Digital Adoption Platforms - helping employees adapt to new software packages


Digital Adoption Platforms - helping employees adapt to new software packages

Depending on whether you were born before about 1980, you might remember one of the most annoying things in the world of computing – the dreaded Microsoft ‘Clippy’. In 1997, Clippy became a feature on MS Windows screens with a helpful (or not) tip when it / he detected that you were trying to do something, failed, and started to attempt the process again. It’s then that Clippy popped up from nowhere. Shaped like a paper clip with a pair of eyes, he’d announce something to you in a speech bubble. For example:

“It looks like you’re trying to save a file to a different folder…” and then give you an on-screen tutorial. The problem was that you couldn’t interact with Clippy, and Clippy never learned from your actions not to repeat his irritating suggestions. Most people turned Clippy firmly ‘OFF’ after about half an hour of him first appearing, as it was impossible to reach into the screen and cheerfully tie a knot in his little paperclip body!

Help is at hand

So the concept of computer software giving help and ‘tooltips’ on mouse hover is nothing new. However, with the advent of artificial intelligence (AI), a tool called DAP (Digital Adoption Platform) is really helping people to simplify their use of computer software. The most important use of a DAP is to help employees keep on track with changes in software and to prevent them from trying to avoid using it or being discouraged by change.

DAPs offer products called Digital Adoption Software (DAS) – it’s a relatively simple concept, DAS is like a secondary software that runs alongside whatever main software package to which it has been assigned and helps the user by offering smart automation of certain tasks. Crucially though, it learns from the user about their strengths and weaknesses in workflow competencies.

For example, one employee in a particular corporation might make the same mistakes again and again when performing, say, data entry into specified fields. The AI powering the DAS software will already be familiar with that individual employee’s prevalence for making that same mistake over and over, so when the person reaches the stage immediately before the point where they usually go wrong, the DAS can step-in and say something like ‘please be aware that the next field is for entering numbers only, not free text’. Once the user has learned to deal with that next step correctly, the AI in the DAS will prompt the person less frequently unless they start making that same mistake again. It’s like a much more intelligent version of Clippy that knows when it’s no longer needed!

Digital survival depends on digital literacy

There’s obviously much more to DAPs and DAS than that, but it’s going to become ever more important as the trend for automation amongst the workforce generally increases pace. Indeed, Nidhi Khanna, Vice President - Delivery, Ciber India, tells us in this article liked here how automation is not only going to be limited to manual operations but routine computing jobs; and that both workers’ and companies’ digital survival depends upon digital competency. In short, people at work who say “Oh, I don’t know, I’m not very good with computers…” might soon find themselves unemployed; the use of DAS to keep workers digitally literate is more essential than ever.

In some ways, this need for digital literacy by the workforce generally was focused and accelerated by the Covid-19 pandemic, as more and more workers the world over accessed their workplace systems from their own devices while sitting at their kitchen tables at home.

In fact, Rajiv Bhalla, VP & MD of Barco India, tells us in this article about technology in the workplace "While 2021 was the year of disruptive technology enabling all aspects of our lives, 2022 will be the year wherein all these technologies will be perfected."

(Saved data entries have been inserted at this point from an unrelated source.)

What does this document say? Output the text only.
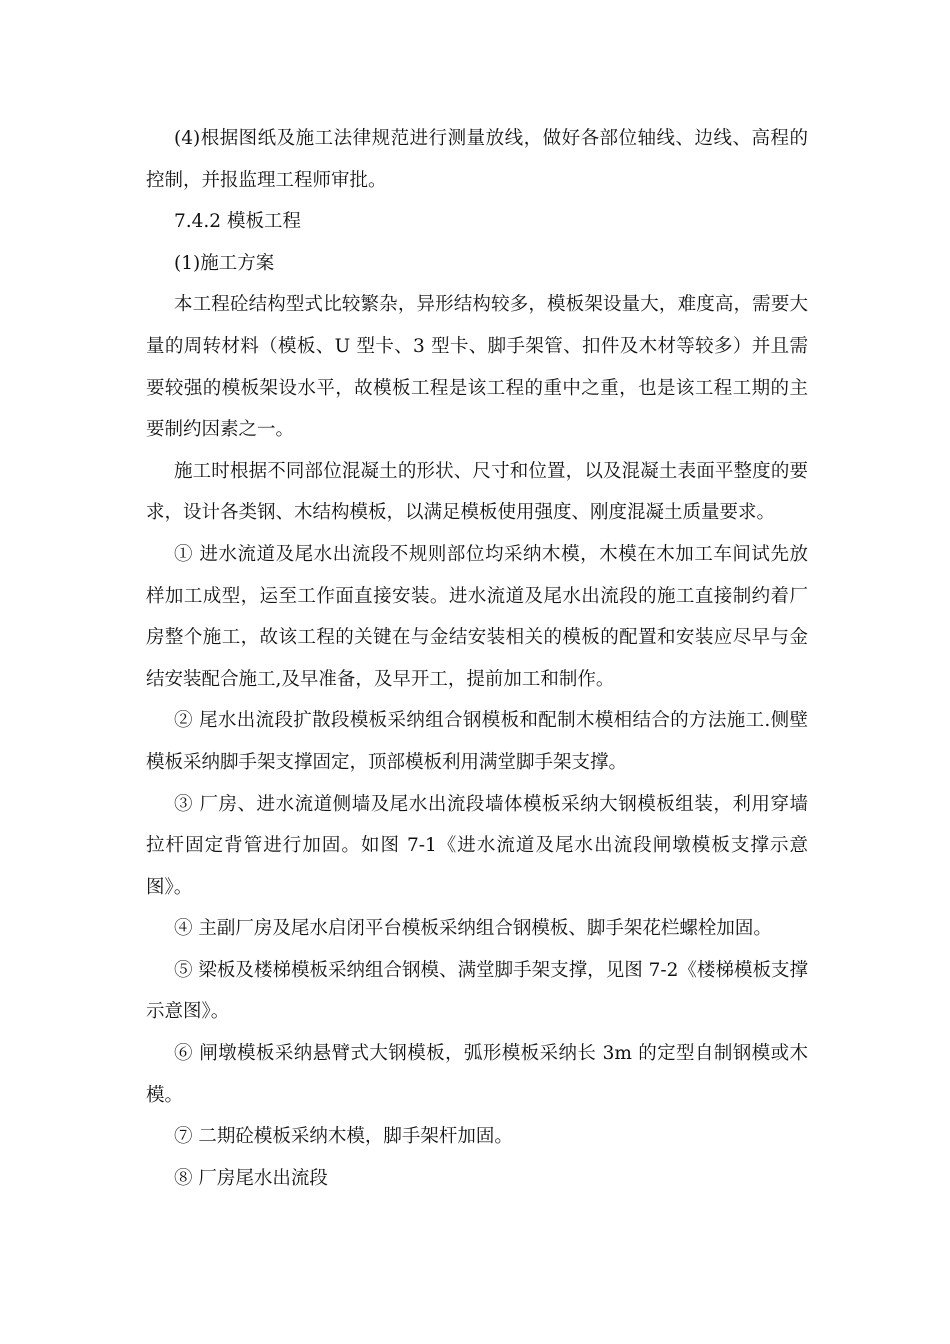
(4)根据图纸及施工法律规范进行测量放线，做好各部位轴线、边线、高程的控制，并报监理工程师审批。

7.4.2 模板工程

(1)施工方案

本工程砼结构型式比较繁杂，异形结构较多，模板架设量大，难度高，需要大量的周转材料（模板、U 型卡、3 型卡、脚手架管、扣件及木材等较多）并且需要较强的模板架设水平，故模板工程是该工程的重中之重，也是该工程工期的主要制约因素之一。

施工时根据不同部位混凝土的形状、尺寸和位置，以及混凝土表面平整度的要求，设计各类钢、木结构模板，以满足模板使用强度、刚度混凝土质量要求。

① 进水流道及尾水出流段不规则部位均采纳木模，木模在木加工车间试先放样加工成型，运至工作面直接安装。进水流道及尾水出流段的施工直接制约着厂房整个施工，故该工程的关键在与金结安装相关的模板的配置和安装应尽早与金结安装配合施工,及早准备，及早开工，提前加工和制作。

② 尾水出流段扩散段模板采纳组合钢模板和配制木模相结合的方法施工.侧壁模板采纳脚手架支撑固定，顶部模板利用满堂脚手架支撑。

③ 厂房、进水流道侧墙及尾水出流段墙体模板采纳大钢模板组装，利用穿墙拉杆固定背管进行加固。如图 7-1《进水流道及尾水出流段闸墩模板支撑示意图》。

④ 主副厂房及尾水启闭平台模板采纳组合钢模板、脚手架花栏螺栓加固。

⑤ 梁板及楼梯模板采纳组合钢模、满堂脚手架支撑，见图 7-2《楼梯模板支撑示意图》。

⑥ 闸墩模板采纳悬臂式大钢模板，弧形模板采纳长 3m 的定型自制钢模或木模。

⑦ 二期砼模板采纳木模，脚手架杆加固。

⑧ 厂房尾水出流段
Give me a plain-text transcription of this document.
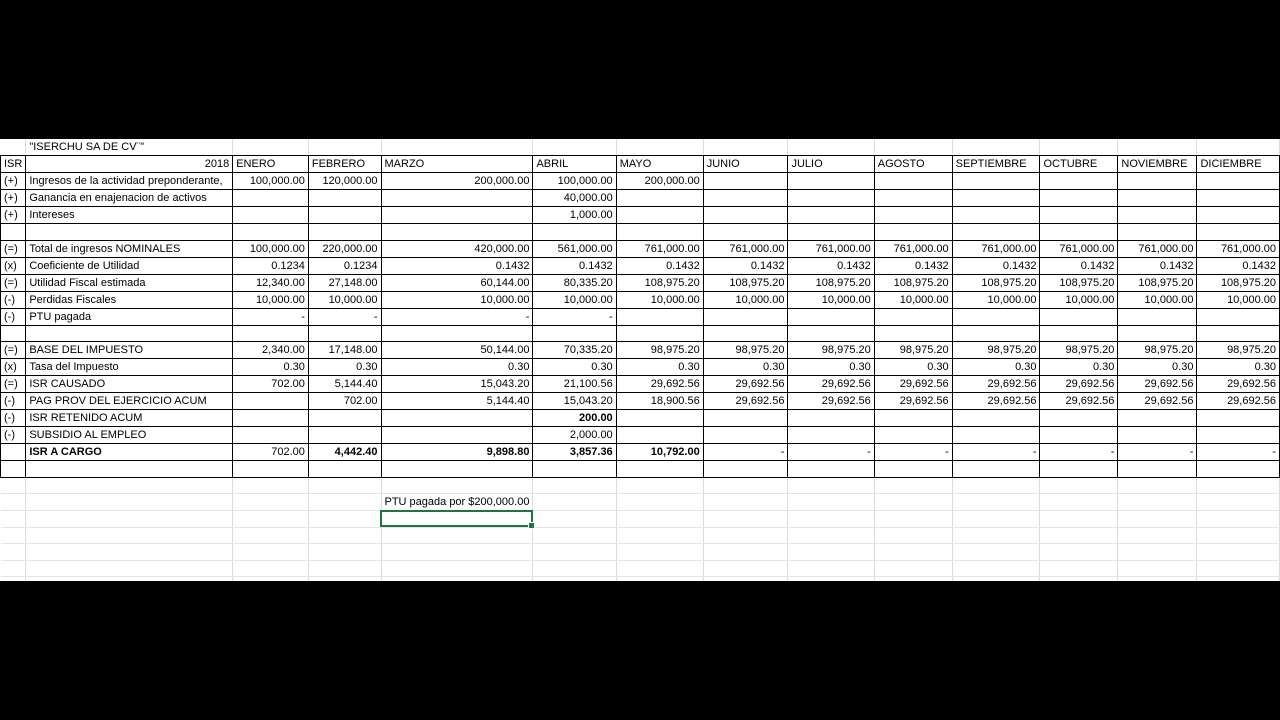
	"ISERCHU SA DE CV¨"												
ISR	2018	ENERO	FEBRERO	MARZO	ABRIL	MAYO	JUNIO	JULIO	AGOSTO	SEPTIEMBRE	OCTUBRE	NOVIEMBRE	DICIEMBRE
(+)	Ingresos de la actividad preponderante,	100,000.00	120,000.00	200,000.00	100,000.00	200,000.00							
(+)	Ganancia en enajenacion de activos				40,000.00								
(+)	Intereses				1,000.00								

(=)	Total de ingresos NOMINALES	100,000.00	220,000.00	420,000.00	561,000.00	761,000.00	761,000.00	761,000.00	761,000.00	761,000.00	761,000.00	761,000.00	761,000.00
(x)	Coeficiente de Utilidad	0.1234	0.1234	0.1432	0.1432	0.1432	0.1432	0.1432	0.1432	0.1432	0.1432	0.1432	0.1432
(=)	Utilidad Fiscal estimada	12,340.00	27,148.00	60,144.00	80,335.20	108,975.20	108,975.20	108,975.20	108,975.20	108,975.20	108,975.20	108,975.20	108,975.20
(-)	Perdidas Fiscales	10,000.00	10,000.00	10,000.00	10,000.00	10,000.00	10,000.00	10,000.00	10,000.00	10,000.00	10,000.00	10,000.00	10,000.00
(-)	PTU pagada	-	-	-	-								

(=)	BASE DEL IMPUESTO	2,340.00	17,148.00	50,144.00	70,335.20	98,975.20	98,975.20	98,975.20	98,975.20	98,975.20	98,975.20	98,975.20	98,975.20
(x)	Tasa del Impuesto	0.30	0.30	0.30	0.30	0.30	0.30	0.30	0.30	0.30	0.30	0.30	0.30
(=)	ISR CAUSADO	702.00	5,144.40	15,043.20	21,100.56	29,692.56	29,692.56	29,692.56	29,692.56	29,692.56	29,692.56	29,692.56	29,692.56
(-)	PAG PROV DEL EJERCICIO ACUM		702.00	5,144.40	15,043.20	18,900.56	29,692.56	29,692.56	29,692.56	29,692.56	29,692.56	29,692.56	29,692.56
(-)	ISR RETENIDO ACUM				200.00								
(-)	SUBSIDIO AL EMPLEO				2,000.00								
	ISR A CARGO	702.00	4,442.40	9,898.80	3,857.36	10,792.00	-	-	-	-	-	-	-

				PTU pagada por $200,000.00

Another significant challenge for technology managers is the remote workers’ prevalence for using their own devices and collaborative digital working. For sure it’s a lot cheaper than buying a laptop for every employee, but aside from security concerns from remote logins, how can workplace training in new software updates take place when hardly anyone is available at the same time anymore. Zoom conferences are OK, but the beauty of a DAP platform is that it can work on the host server, still learning from the logged-in remote worker on their own device. So the same hyper-personalized help software can exist even when a worker isn’t accessing the network from their own designated terminal.

Accessibility made easier

Such platforms can also have valuable uses for those with access needs. All computers nowadays have ‘accessible preferences’ for those who might have sight difficulties or hearing problems, dyslexia, epilepsy and the like, but there’s no reason why DAPs can’t offer similar facilities. The USA’s National Library of Medicine outlines one such assistive technology package already in use, called Morphic, whereby those with assistive needs can login and find the help required on any computer that they might encounter, whether at a friend’s house or in a cybercafe.

In summary, it’s very easy to see how DAPs and DAS packages will be commonplace, probably sooner than the end of the 2020s. You only have to look back 11 years ago when this BBC news item, that seems naïve now, marvelled about workers in shops using iPads and tablets to take payments and check stock levels, without having to leave the shop floor unattended. As the rate of digital transformation seems to accelerate exponentially, it certainly won’t be long before a version of Clippy that is actually useful will be on your phone or laptop screen, at home or at work, before you know it.